Das alles betrifft Menschen, die arbeitstechnisch zu Hause bleiben können. Was aber geschieht mit den (mehrheitlich weiblichen) Angestellten in den sogenannt systemrelevanten Berufen? Mit dem Personal, das zu verhältnismässig tiefen Löhnen (je nach Sektor und Position) und mit unzureichender Schutzausrüstung weiterarbeiten muss, weil das System sonst kollabiert? Und was ist mit den Menschen, die sich ausserhalb unserer nun geschlossenen Grenzen befinden – mit Flüchtenden in Griechenland und Asylbewerbenden in Norditalien?  

All diese Unklarheiten führen uns zu einer grossen Frage.

Wer ist mit wem solidarisch?

Die obigen Beispiele legen nahe, dass mit #stayhome nicht so sehr mit Anderen solidarisch gehandelt wird, als vielmehr mit Gleichen. Dieser Begriff der Solidarität setzt eine Homogenität an Lebensrealitäten voraus, die – obwohl faktisch nicht gegeben – verallgemeinert wird.

Den Preis bezahlen die Anderen – die faktisch von der scheinbaren Homogenität abweichenden, deren Inklusion vergessen geht. Die Gedanken der Philosophin Rahel Jaeggi aus einem Artikel von 2015 zum Begriff der Solidarität passen vor diesem Hintergrund wie die Faust aufs Auge:

«Das vorgeblich Allgemeine erweist sich als faktisch Gemeinsames einer partikularen, doch dabei privilegierten Gruppe, das allgemeine Wohl als deren partikulares Interesse: das unabhängige (sorgenfreie) männliche Subjekt in der Sphäre der Erwerbsarbeit; der (weiße, nicht-behinderte, heterosexuelle) Mann als Mensch; der Besitzende als citoyen

Die Vorstellung, dass alle dieselben Voraussetzungen aufweisen wie «besitzende citoyens», zeigt sich in der aktuellen Krise gleich doppelt. Einerseits darin, mit wem wir solidarisch sind (einer einschlägigen Risikogruppe) und andererseits darin, wie diese Solidarität auszusehen hat (zu Hause bleiben).

Der Sturm mag für alle derselbe sein – im selben Boot sitzen wir darum noch lange nicht. Jede Voraussetzung einer allgemeinen gemeinsamen Herausforderung, vor der wir alle gleich sind, blendet das aus – und führt zu einer verkürzten Verwendung des Solidaritätsbegriffs.

Zwischen Symbolik und Hilfeleistung

Ein nicht-verkürzter Solidaritätsbegriff würde dagegen erfordern, dass auch die oben genannten Gruppen eingeschlossen sind.

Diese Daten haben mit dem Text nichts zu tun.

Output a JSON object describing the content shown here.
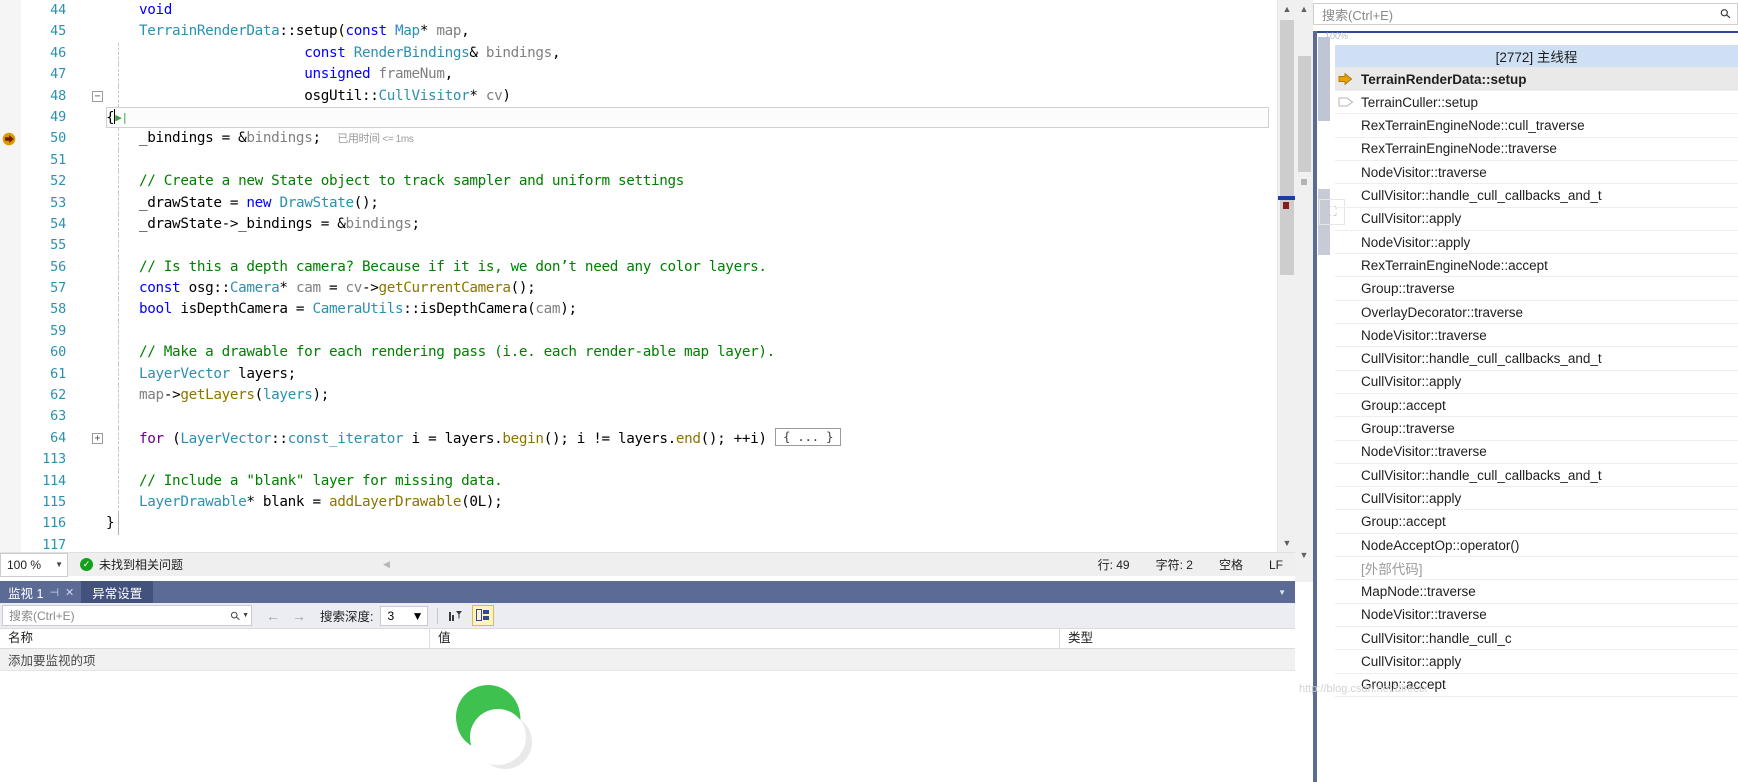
{
  "editor": {
    "lines": [
      {
        "num": "44",
        "indent": 1,
        "fold": "",
        "guide": "none",
        "tokens": [
          {
            "t": "    ",
            "c": "pl"
          },
          {
            "t": "void",
            "c": "k"
          }
        ]
      },
      {
        "num": "45",
        "indent": 1,
        "fold": "",
        "guide": "none",
        "tokens": [
          {
            "t": "    ",
            "c": "pl"
          },
          {
            "t": "TerrainRenderData",
            "c": "t"
          },
          {
            "t": "::setup(",
            "c": "pl"
          },
          {
            "t": "const",
            "c": "k"
          },
          {
            "t": " ",
            "c": "pl"
          },
          {
            "t": "Map",
            "c": "t"
          },
          {
            "t": "* ",
            "c": "pl"
          },
          {
            "t": "map",
            "c": "id"
          },
          {
            "t": ",",
            "c": "pl"
          }
        ]
      },
      {
        "num": "46",
        "indent": 1,
        "fold": "",
        "guide": "dashed",
        "tokens": [
          {
            "t": "                        ",
            "c": "pl"
          },
          {
            "t": "const",
            "c": "k"
          },
          {
            "t": " ",
            "c": "pl"
          },
          {
            "t": "RenderBindings",
            "c": "t"
          },
          {
            "t": "& ",
            "c": "pl"
          },
          {
            "t": "bindings",
            "c": "id"
          },
          {
            "t": ",",
            "c": "pl"
          }
        ]
      },
      {
        "num": "47",
        "indent": 1,
        "fold": "",
        "guide": "dashed",
        "tokens": [
          {
            "t": "                        ",
            "c": "pl"
          },
          {
            "t": "unsigned",
            "c": "k"
          },
          {
            "t": " ",
            "c": "pl"
          },
          {
            "t": "frameNum",
            "c": "id"
          },
          {
            "t": ",",
            "c": "pl"
          }
        ]
      },
      {
        "num": "48",
        "indent": 1,
        "fold": "minus",
        "guide": "dashed",
        "tokens": [
          {
            "t": "                        ",
            "c": "pl"
          },
          {
            "t": "osgUtil::",
            "c": "pl"
          },
          {
            "t": "CullVisitor",
            "c": "t"
          },
          {
            "t": "* ",
            "c": "pl"
          },
          {
            "t": "cv",
            "c": "id"
          },
          {
            "t": ")",
            "c": "pl"
          }
        ]
      },
      {
        "num": "49",
        "indent": 1,
        "fold": "",
        "guide": "none",
        "current": true,
        "tokens": [
          {
            "t": "{",
            "c": "pl"
          }
        ]
      },
      {
        "num": "50",
        "indent": 1,
        "fold": "",
        "guide": "dashed",
        "breakpoint": true,
        "elapsed": "已用时间",
        "elapsed_val": "<= 1ms",
        "tokens": [
          {
            "t": "    _bindings = &",
            "c": "pl"
          },
          {
            "t": "bindings",
            "c": "id"
          },
          {
            "t": ";",
            "c": "pl"
          }
        ]
      },
      {
        "num": "51",
        "indent": 1,
        "fold": "",
        "guide": "dashed",
        "tokens": []
      },
      {
        "num": "52",
        "indent": 1,
        "fold": "",
        "guide": "dashed",
        "tokens": [
          {
            "t": "    ",
            "c": "pl"
          },
          {
            "t": "// Create a new State object to track sampler and uniform settings",
            "c": "c"
          }
        ]
      },
      {
        "num": "53",
        "indent": 1,
        "fold": "",
        "guide": "dashed",
        "tokens": [
          {
            "t": "    _drawState = ",
            "c": "pl"
          },
          {
            "t": "new",
            "c": "k"
          },
          {
            "t": " ",
            "c": "pl"
          },
          {
            "t": "DrawState",
            "c": "t"
          },
          {
            "t": "();",
            "c": "pl"
          }
        ]
      },
      {
        "num": "54",
        "indent": 1,
        "fold": "",
        "guide": "dashed",
        "tokens": [
          {
            "t": "    _drawState->_bindings = &",
            "c": "pl"
          },
          {
            "t": "bindings",
            "c": "id"
          },
          {
            "t": ";",
            "c": "pl"
          }
        ]
      },
      {
        "num": "55",
        "indent": 1,
        "fold": "",
        "guide": "dashed",
        "tokens": []
      },
      {
        "num": "56",
        "indent": 1,
        "fold": "",
        "guide": "dashed",
        "tokens": [
          {
            "t": "    ",
            "c": "pl"
          },
          {
            "t": "// Is this a depth camera? Because if it is, we don’t need any color layers.",
            "c": "c"
          }
        ]
      },
      {
        "num": "57",
        "indent": 1,
        "fold": "",
        "guide": "dashed",
        "tokens": [
          {
            "t": "    ",
            "c": "pl"
          },
          {
            "t": "const",
            "c": "k"
          },
          {
            "t": " osg::",
            "c": "pl"
          },
          {
            "t": "Camera",
            "c": "t"
          },
          {
            "t": "* ",
            "c": "pl"
          },
          {
            "t": "cam",
            "c": "id"
          },
          {
            "t": " = ",
            "c": "pl"
          },
          {
            "t": "cv",
            "c": "id"
          },
          {
            "t": "->",
            "c": "pl"
          },
          {
            "t": "getCurrentCamera",
            "c": "fn"
          },
          {
            "t": "();",
            "c": "pl"
          }
        ]
      },
      {
        "num": "58",
        "indent": 1,
        "fold": "",
        "guide": "dashed",
        "tokens": [
          {
            "t": "    ",
            "c": "pl"
          },
          {
            "t": "bool",
            "c": "k"
          },
          {
            "t": " isDepthCamera = ",
            "c": "pl"
          },
          {
            "t": "CameraUtils",
            "c": "t"
          },
          {
            "t": "::isDepthCamera(",
            "c": "pl"
          },
          {
            "t": "cam",
            "c": "id"
          },
          {
            "t": ");",
            "c": "pl"
          }
        ]
      },
      {
        "num": "59",
        "indent": 1,
        "fold": "",
        "guide": "dashed",
        "tokens": []
      },
      {
        "num": "60",
        "indent": 1,
        "fold": "",
        "guide": "dashed",
        "tokens": [
          {
            "t": "    ",
            "c": "pl"
          },
          {
            "t": "// Make a drawable for each rendering pass (i.e. each render-able map layer).",
            "c": "c"
          }
        ]
      },
      {
        "num": "61",
        "indent": 1,
        "fold": "",
        "guide": "dashed",
        "tokens": [
          {
            "t": "    ",
            "c": "pl"
          },
          {
            "t": "LayerVector",
            "c": "t"
          },
          {
            "t": " layers;",
            "c": "pl"
          }
        ]
      },
      {
        "num": "62",
        "indent": 1,
        "fold": "",
        "guide": "dashed",
        "tokens": [
          {
            "t": "    ",
            "c": "pl"
          },
          {
            "t": "map",
            "c": "id"
          },
          {
            "t": "->",
            "c": "pl"
          },
          {
            "t": "getLayers",
            "c": "fn"
          },
          {
            "t": "(",
            "c": "pl"
          },
          {
            "t": "layers",
            "c": "t"
          },
          {
            "t": ");",
            "c": "pl"
          }
        ]
      },
      {
        "num": "63",
        "indent": 1,
        "fold": "",
        "guide": "dashed",
        "tokens": []
      },
      {
        "num": "64",
        "indent": 1,
        "fold": "plus",
        "guide": "dashed",
        "collapsed": "{ ... }",
        "tokens": [
          {
            "t": "    ",
            "c": "pl"
          },
          {
            "t": "for",
            "c": "p"
          },
          {
            "t": " (",
            "c": "pl"
          },
          {
            "t": "LayerVector",
            "c": "t"
          },
          {
            "t": "::",
            "c": "pl"
          },
          {
            "t": "const_iterator",
            "c": "t"
          },
          {
            "t": " i = ",
            "c": "pl"
          },
          {
            "t": "layers",
            "c": "pl"
          },
          {
            "t": ".",
            "c": "pl"
          },
          {
            "t": "begin",
            "c": "fn"
          },
          {
            "t": "(); i != ",
            "c": "pl"
          },
          {
            "t": "layers",
            "c": "pl"
          },
          {
            "t": ".",
            "c": "pl"
          },
          {
            "t": "end",
            "c": "fn"
          },
          {
            "t": "(); ++i)",
            "c": "pl"
          }
        ]
      },
      {
        "num": "113",
        "indent": 1,
        "fold": "",
        "guide": "dashed",
        "tokens": []
      },
      {
        "num": "114",
        "indent": 1,
        "fold": "",
        "guide": "dashed",
        "tokens": [
          {
            "t": "    ",
            "c": "pl"
          },
          {
            "t": "// Include a \"blank\" layer for missing data.",
            "c": "c"
          }
        ]
      },
      {
        "num": "115",
        "indent": 1,
        "fold": "",
        "guide": "dashed",
        "tokens": [
          {
            "t": "    ",
            "c": "pl"
          },
          {
            "t": "LayerDrawable",
            "c": "t"
          },
          {
            "t": "* blank = ",
            "c": "pl"
          },
          {
            "t": "addLayerDrawable",
            "c": "fn"
          },
          {
            "t": "(0L);",
            "c": "pl"
          }
        ]
      },
      {
        "num": "116",
        "indent": 1,
        "fold": "",
        "guide": "solid",
        "tokens": [
          {
            "t": "}",
            "c": "pl"
          }
        ]
      },
      {
        "num": "117",
        "indent": 1,
        "fold": "",
        "guide": "none",
        "tokens": []
      }
    ]
  },
  "editor_status": {
    "zoom": "100 %",
    "problems_text": "未找到相关问题",
    "line_label": "行: 49",
    "char_label": "字符: 2",
    "spaces_label": "空格",
    "eol_label": "LF"
  },
  "watch": {
    "tab_active": "监视 1",
    "tab_inactive": "异常设置",
    "search_placeholder": "搜索(Ctrl+E)",
    "depth_label": "搜索深度:",
    "depth_value": "3",
    "columns": [
      "名称",
      "值",
      "类型"
    ],
    "empty_row": "添加要监视的项"
  },
  "callstack": {
    "search_placeholder": "搜索(Ctrl+E)",
    "zoom_pct": "100%",
    "thread_label": "[2772] 主线程",
    "frames": [
      {
        "label": "TerrainRenderData::setup",
        "icon": "current-arrow-icon",
        "current": true
      },
      {
        "label": "TerrainCuller::setup",
        "icon": "hollow-arrow-icon"
      },
      {
        "label": "RexTerrainEngineNode::cull_traverse",
        "icon": ""
      },
      {
        "label": "RexTerrainEngineNode::traverse",
        "icon": ""
      },
      {
        "label": "NodeVisitor::traverse",
        "icon": ""
      },
      {
        "label": "CullVisitor::handle_cull_callbacks_and_t",
        "icon": ""
      },
      {
        "label": "CullVisitor::apply",
        "icon": ""
      },
      {
        "label": "NodeVisitor::apply",
        "icon": ""
      },
      {
        "label": "RexTerrainEngineNode::accept",
        "icon": ""
      },
      {
        "label": "Group::traverse",
        "icon": ""
      },
      {
        "label": "OverlayDecorator::traverse",
        "icon": ""
      },
      {
        "label": "NodeVisitor::traverse",
        "icon": ""
      },
      {
        "label": "CullVisitor::handle_cull_callbacks_and_t",
        "icon": ""
      },
      {
        "label": "CullVisitor::apply",
        "icon": ""
      },
      {
        "label": "Group::accept",
        "icon": ""
      },
      {
        "label": "Group::traverse",
        "icon": ""
      },
      {
        "label": "NodeVisitor::traverse",
        "icon": ""
      },
      {
        "label": "CullVisitor::handle_cull_callbacks_and_t",
        "icon": ""
      },
      {
        "label": "CullVisitor::apply",
        "icon": ""
      },
      {
        "label": "Group::accept",
        "icon": ""
      },
      {
        "label": "NodeAcceptOp::operator()",
        "icon": ""
      },
      {
        "label": "[外部代码]",
        "icon": "",
        "external": true
      },
      {
        "label": "MapNode::traverse",
        "icon": ""
      },
      {
        "label": "NodeVisitor::traverse",
        "icon": ""
      },
      {
        "label": "CullVisitor::handle_cull_c",
        "icon": ""
      },
      {
        "label": "CullVisitor::apply",
        "icon": ""
      },
      {
        "label": "Group::accept",
        "icon": ""
      }
    ]
  },
  "watermark": {
    "url": "http://blog.csdn.net/directx"
  },
  "colors": {
    "accent_blue": "#5c6b96",
    "tab_dark": "#43517d",
    "thread_row": "#cfe0f4",
    "keyword": "#0000ff",
    "type": "#2b91af",
    "comment": "#008000"
  }
}
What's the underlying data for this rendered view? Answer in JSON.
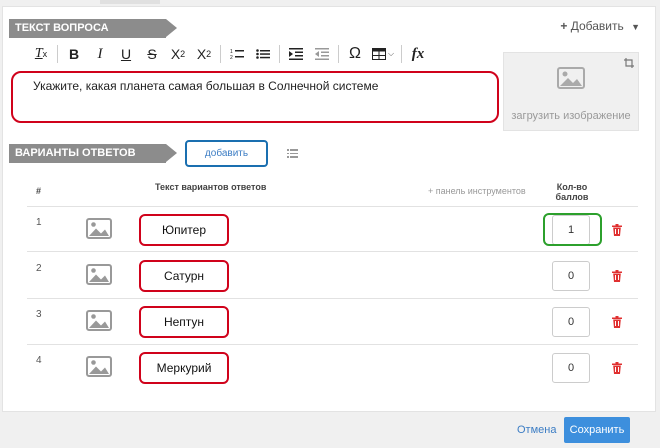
{
  "question_section": {
    "title": "ТЕКСТ ВОПРОСА",
    "add_menu_label": "Добавить"
  },
  "toolbar": {
    "buttons": [
      {
        "name": "clear-format-icon",
        "glyph": "T"
      },
      {
        "name": "bold-icon",
        "glyph": "B"
      },
      {
        "name": "italic-icon",
        "glyph": "I"
      },
      {
        "name": "underline-icon",
        "glyph": "U"
      },
      {
        "name": "strikethrough-icon",
        "glyph": "S"
      },
      {
        "name": "subscript-icon",
        "glyph": "X"
      },
      {
        "name": "superscript-icon",
        "glyph": "X"
      },
      {
        "name": "numbered-list-icon",
        "glyph": "1≡"
      },
      {
        "name": "bulleted-list-icon",
        "glyph": "•≡"
      },
      {
        "name": "indent-icon",
        "glyph": "⇥"
      },
      {
        "name": "outdent-icon",
        "glyph": "⇤"
      },
      {
        "name": "special-char-icon",
        "glyph": "Ω"
      },
      {
        "name": "table-icon",
        "glyph": "▦"
      },
      {
        "name": "formula-icon",
        "glyph": "fx"
      }
    ]
  },
  "question": {
    "text": "Укажите, какая планета самая большая в Солнечной системе"
  },
  "image_upload": {
    "label": "загрузить изображение"
  },
  "answers_section": {
    "title": "ВАРИАНТЫ ОТВЕТОВ",
    "add_label": "добавить",
    "columns": {
      "num": "#",
      "text": "Текст вариантов ответов",
      "toolbar_hint": "+ панель инструментов",
      "score_line1": "Кол-во",
      "score_line2": "баллов"
    },
    "rows": [
      {
        "num": "1",
        "text": "Юпитер",
        "score": "1"
      },
      {
        "num": "2",
        "text": "Сатурн",
        "score": "0"
      },
      {
        "num": "3",
        "text": "Нептун",
        "score": "0"
      },
      {
        "num": "4",
        "text": "Меркурий",
        "score": "0"
      }
    ]
  },
  "footer": {
    "cancel_label": "Отмена",
    "save_label": "Сохранить"
  },
  "colors": {
    "highlight_red": "#d0021b",
    "highlight_blue": "#1a6fb0",
    "highlight_green": "#2ca02c",
    "primary": "#3d8fdd",
    "trash": "#e03030"
  }
}
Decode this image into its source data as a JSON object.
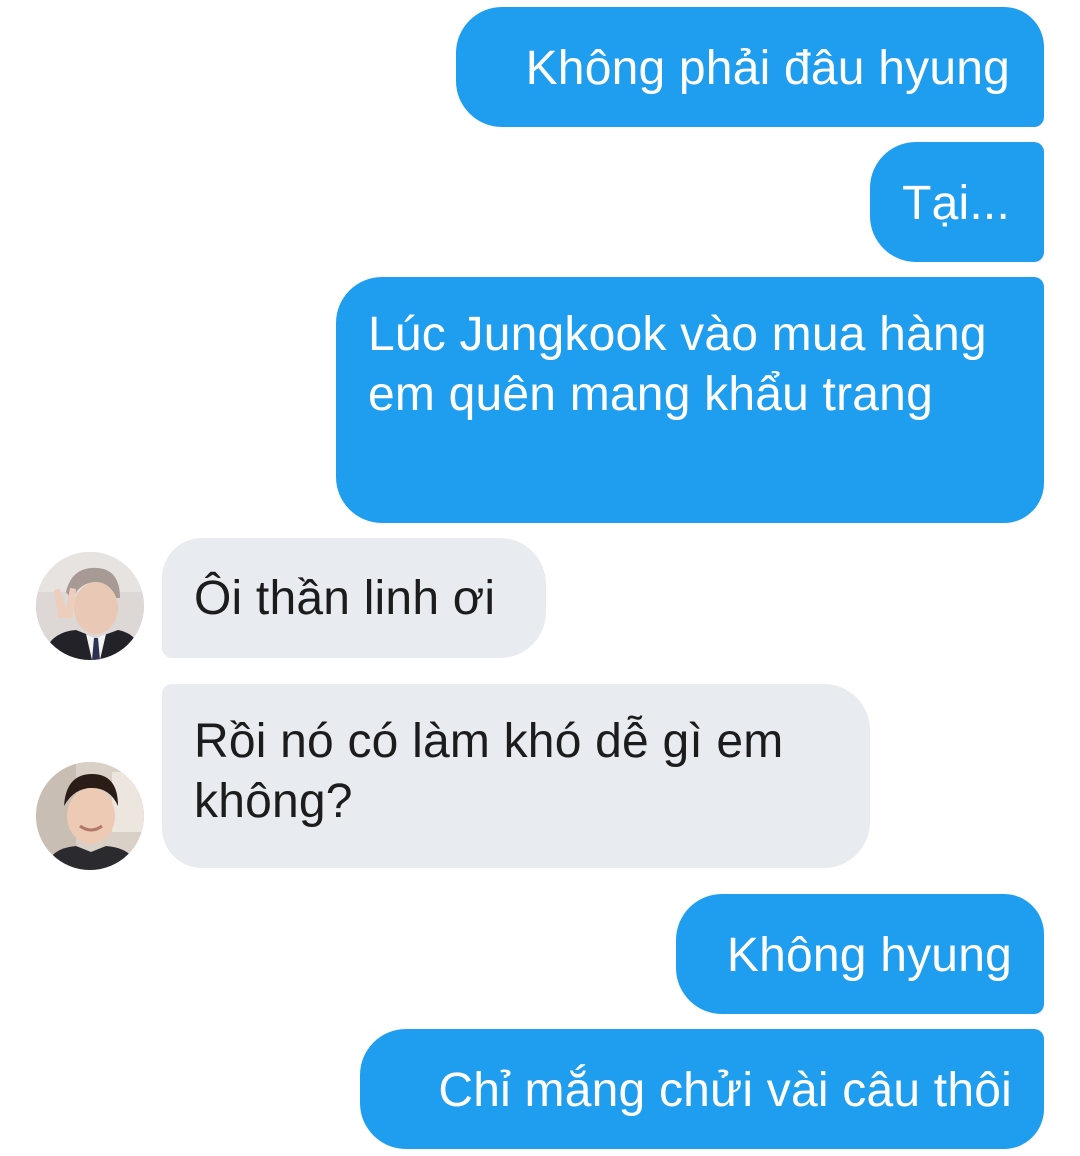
{
  "messages": [
    {
      "direction": "outgoing",
      "text": "Không phải đâu hyung"
    },
    {
      "direction": "outgoing",
      "text": "Tại..."
    },
    {
      "direction": "outgoing",
      "text": "Lúc Jungkook vào mua hàng em quên mang khẩu trang"
    },
    {
      "direction": "incoming",
      "text": "Ôi thần linh ơi",
      "avatar": "avatar-photo-icon"
    },
    {
      "direction": "incoming",
      "text": "Rồi nó có làm khó dễ gì em không?",
      "avatar": "avatar-photo-icon"
    },
    {
      "direction": "outgoing",
      "text": "Không hyung"
    },
    {
      "direction": "outgoing",
      "text": "Chỉ mắng chửi vài câu thôi"
    }
  ],
  "colors": {
    "outgoing_bubble": "#1f9ef0",
    "incoming_bubble": "#e8ebef",
    "outgoing_text": "#ffffff",
    "incoming_text": "#1c1c1c"
  }
}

Soziale Medien werden zwar geradezu geflutet von solchen Solidaritätsbekundungen: Ob mit #leavenoonebehind für Lesbos, einem Like für eine Kampagne gegen häusliche Gewalt oder Beifall vom Balkon für die Pflegenden.

Diese Aufmerksamkeit verharrt bis jetzt jedoch in reiner Symbolik. Wenn die entsprechenden Menschen nicht nur symbolische, sondern auch faktische Unterstützung erhalten sollen, dann müssten Hilfeleistungen nicht nur der Wirtschaft, sondern auch den oben genannten Gruppen gewährt werden.

Dafür müssten Entscheidungstragende nicht nur über den eigenen Tellerrand, sondern auch über den eigenen gedeckten Tisch hinausblicken. Manch eine*r sitzt da nämlich gar nicht dran.